Contacts come in three varieties: information contacts, influence contacts, and skill contacts.
Information contacts are useful for what they know. They’re the ones who hear all the rumors – and they can discern which ones are true. Some just have an uncanny sense of what’s going on in their neighbourhood or town, such as the grumpy bartender, the talkative fruit merchant, and the watch captain who has seen it all. Other information contacts have more focused interests, such as the army sergeant who knowns all about troop movements, the fence who is privy to every major theft in the city, or the scribe assigned to write down every utterance of the high cleric-prophets.

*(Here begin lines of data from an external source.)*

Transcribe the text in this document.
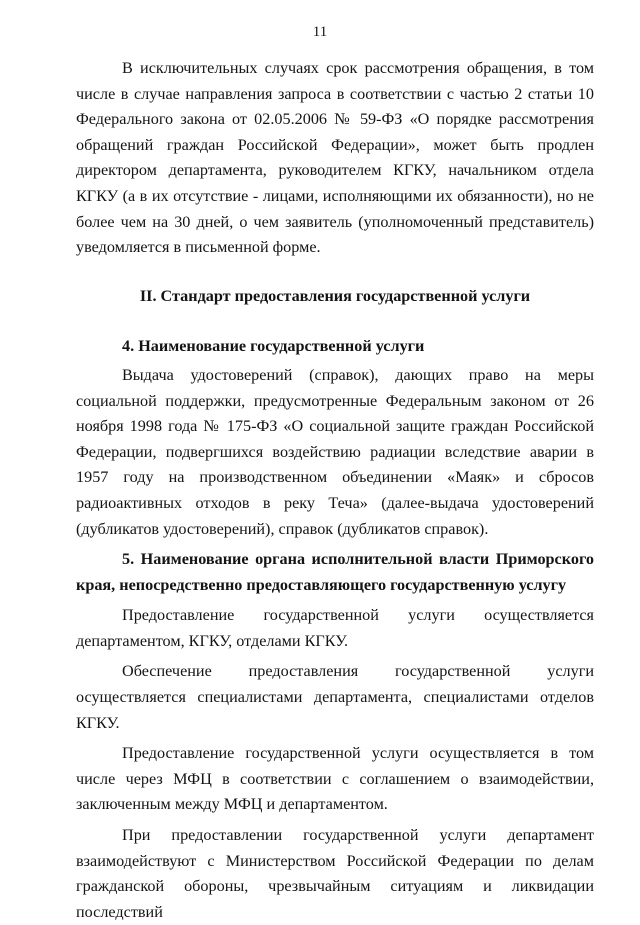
11

В исключительных случаях срок рассмотрения обращения, в том числе в случае направления запроса в соответствии с частью 2 статьи 10 Федерального закона от 02.05.2006 № 59-ФЗ «О порядке рассмотрения обращений граждан Российской Федерации», может быть продлен директором департамента, руководителем КГКУ, начальником отдела КГКУ (а в их отсутствие - лицами, исполняющими их обязанности), но не более чем на 30 дней, о чем заявитель (уполномоченный представитель) уведомляется в письменной форме.

II. Стандарт предоставления государственной услуги

4. Наименование государственной услуги

Выдача удостоверений (справок), дающих право на меры социальной поддержки, предусмотренные Федеральным законом от 26 ноября 1998 года № 175-ФЗ «О социальной защите граждан Российской Федерации, подвергшихся воздействию радиации вследствие аварии в 1957 году на производственном объединении «Маяк» и сбросов радиоактивных отходов в реку Теча» (далее-выдача удостоверений (дубликатов удостоверений), справок (дубликатов справок).

5. Наименование органа исполнительной власти Приморского края, непосредственно предоставляющего государственную услугу

Предоставление государственной услуги осуществляется департаментом, КГКУ, отделами КГКУ.

Обеспечение предоставления государственной услуги осуществляется специалистами департамента, специалистами отделов КГКУ.

Предоставление государственной услуги осуществляется в том числе через МФЦ в соответствии с соглашением о взаимодействии, заключенным между МФЦ и департаментом.

При предоставлении государственной услуги департамент взаимодействуют с Министерством Российской Федерации по делам гражданской обороны, чрезвычайным ситуациям и ликвидации последствий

Influence contacts are useful because of who they know or who they are associated with. While a player can’t define the queen as his character’s contact, he can define one of her chambermaids as a contact. The maid doesn’t have a broad store of information, and she doesn’t have any skills the PCs might need. But she might be able to put in a good word with the queen, and she can certainly make introductions between the PC and the rest of the queen’s domestic staff. The purpose of an influence contact is to enable and smooth talks with more important, but less friendly, NPCs.
Skill contacts are useful for what they do. Some skills – especially categories of Craft, Profession, and Knowledge – are rarely possessed by PCs. Skill contacts have those skills in abundance, so they’re useful when characters need a smith to repair a lance, an honest broker to appraise a giant pearl, or a herald who can identify the helmed knight displaying a two-headed wyvern on her standard. A special category of the skill contact is the linguist, who can tell you what “Bree-Yark!” means in Goblin.